The obstacle is that all these conditions require a political will that is currently nowhere to be seen. Israel relies on military pressure. Hamas relies on survival. The United States relies on managed uncertainty. Arab nations rely on caution. Europe relies on declarations. This is not a coalition for peace; it is a coalition of waiting.

Conclusion: The Trump Plan Is Not Dead; It Is Becoming a Backdrop

The gravest danger in the current situation is not that the Trump plan has failed. Something else is more dangerous: it may continue to exist as a diplomatic backdrop masking a new reality on the ground. While official documents speak of a temporary mechanism, new zones of control are being entrenched on the land. While statements speak of reconstruction, people continue to live among ruins. While press releases write of international forces, not a single real soldier of a stabilization contingent alters the security balance. While there is talk of future Palestinian self-determination, the present of Gaza is being fragmented into lines, buffers, permits, and prohibitions.

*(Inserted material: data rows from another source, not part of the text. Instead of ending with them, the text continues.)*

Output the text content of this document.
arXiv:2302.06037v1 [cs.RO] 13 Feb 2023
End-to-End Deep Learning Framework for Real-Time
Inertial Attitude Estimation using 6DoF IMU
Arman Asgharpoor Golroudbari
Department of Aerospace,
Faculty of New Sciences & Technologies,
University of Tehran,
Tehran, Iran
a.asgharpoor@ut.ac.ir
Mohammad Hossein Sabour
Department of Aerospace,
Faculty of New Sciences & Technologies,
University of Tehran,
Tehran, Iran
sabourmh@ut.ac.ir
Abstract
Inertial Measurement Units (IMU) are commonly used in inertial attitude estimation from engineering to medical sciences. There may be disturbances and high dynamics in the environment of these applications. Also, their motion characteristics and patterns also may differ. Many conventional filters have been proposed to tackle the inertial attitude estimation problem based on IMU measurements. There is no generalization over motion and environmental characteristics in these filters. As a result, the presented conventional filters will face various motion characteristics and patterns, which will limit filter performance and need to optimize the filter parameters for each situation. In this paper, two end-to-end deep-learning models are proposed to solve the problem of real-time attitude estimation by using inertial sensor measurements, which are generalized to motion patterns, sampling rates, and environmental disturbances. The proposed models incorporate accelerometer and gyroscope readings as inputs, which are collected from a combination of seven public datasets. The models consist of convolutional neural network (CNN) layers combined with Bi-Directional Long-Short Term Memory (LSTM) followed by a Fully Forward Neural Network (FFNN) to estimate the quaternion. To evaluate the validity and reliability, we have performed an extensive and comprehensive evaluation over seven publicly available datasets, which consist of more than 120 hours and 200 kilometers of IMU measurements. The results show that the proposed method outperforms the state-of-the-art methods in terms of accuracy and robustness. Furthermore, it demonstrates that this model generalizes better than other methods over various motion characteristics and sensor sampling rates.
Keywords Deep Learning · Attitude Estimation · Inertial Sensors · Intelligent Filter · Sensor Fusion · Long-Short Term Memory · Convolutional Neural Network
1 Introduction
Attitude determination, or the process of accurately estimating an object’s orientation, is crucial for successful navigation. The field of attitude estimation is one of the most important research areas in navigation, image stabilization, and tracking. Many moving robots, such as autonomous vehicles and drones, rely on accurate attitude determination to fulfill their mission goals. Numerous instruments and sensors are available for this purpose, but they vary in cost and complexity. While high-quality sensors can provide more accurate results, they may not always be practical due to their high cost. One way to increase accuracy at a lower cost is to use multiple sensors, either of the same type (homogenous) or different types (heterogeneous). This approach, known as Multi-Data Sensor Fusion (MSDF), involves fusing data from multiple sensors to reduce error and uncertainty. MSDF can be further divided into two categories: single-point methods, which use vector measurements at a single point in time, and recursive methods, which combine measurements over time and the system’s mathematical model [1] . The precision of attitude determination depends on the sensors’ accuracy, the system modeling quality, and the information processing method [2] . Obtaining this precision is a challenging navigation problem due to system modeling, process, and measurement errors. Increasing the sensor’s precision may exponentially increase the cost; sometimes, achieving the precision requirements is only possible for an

Gaza has once again become a place where great powers display ambitions, regional actors hedge risks, armed structures maintain leverage, and the civilian population turns into a hostage to the calculations of others. In this sense, the failure of the Trump plan is no accident. It is the logical outcome of a diplomacy that attempted to replace a political solution with a management scheme, security with a map of zones, statehood with a promise, and trust with a committee.

This is exactly why many are not waiting for the Board of Peace to start working. They are waiting for it to quietly vanish from the news, leaving behind yet another map of an unachieved peace. Gaza, however, will find no relief in this. On this land, every dead peace plan usually serves as the preface to a new war.